Functionally, they’re identical. The import { waitUntil } from 'cloudflare:workers' API, introduced in August 2025, simply removes the need to pass the ctx object through your call stack. This is a developer experience improvement, not a behavioral change. Use whichever is more convenient for your code structure.

Why do telemetry SDKs cause memory issues in Workers?

Most telemetry SDKs are designed for long-running servers where batching events in memory and flushing periodically makes sense. In Workers, the isolate’s memory is constrained and the flush timer may never fire. Events accumulate across the request lifecycle (and potentially across reused isolates) until memory is exhausted. The fix is always to set flushAt: 1 and flushInterval: 0 so data ships immediately.

Should I use waitUntil() or Tail Workers for logging?

It depends on your reliability needs. waitUntil is simpler and handles most logging scenarios. But if your Worker throws an uncaught exception, waitUntil callbacks may not execute. Tail Workers always execute, even after an uncaught error, making them the better choice for critical log capture. You can use both: waitUntil for structured metrics and Tail Workers for error logs.

Does waitUntil() add latency to the response?

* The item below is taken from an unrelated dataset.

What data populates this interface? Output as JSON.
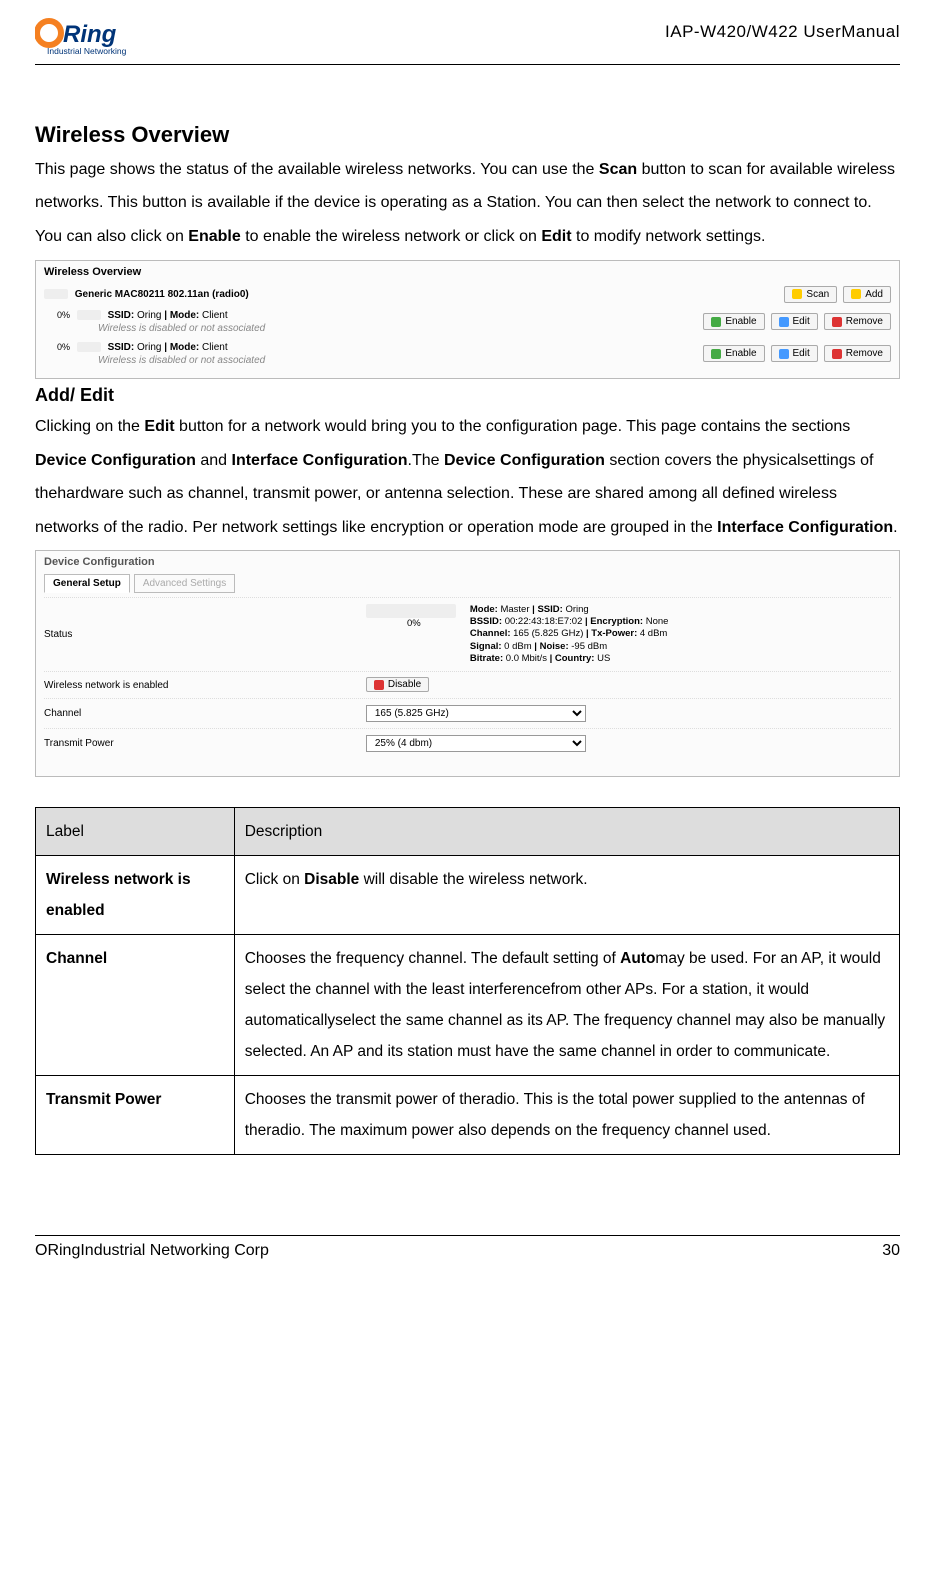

No. That’s the entire point. Work passed to waitUntil happens after the response has been sent to the client. The user sees no added latency. The only cost is the CPU time and I/O time consumed during the waitUntil window, which counts against your Worker’s resource limits but not against the user’s perceived performance.

Can I call waitUntil() after returning the response?

You need to call ctx.waitUntil() before the handler function returns, even though the promise it wraps will execute after the response is sent. If you’re using the module import (import { waitUntil } from 'cloudflare:workers'), you have more flexibility since you can call it from anywhere during request processing. The key is that the runtime needs to know about the promise before the handler completes.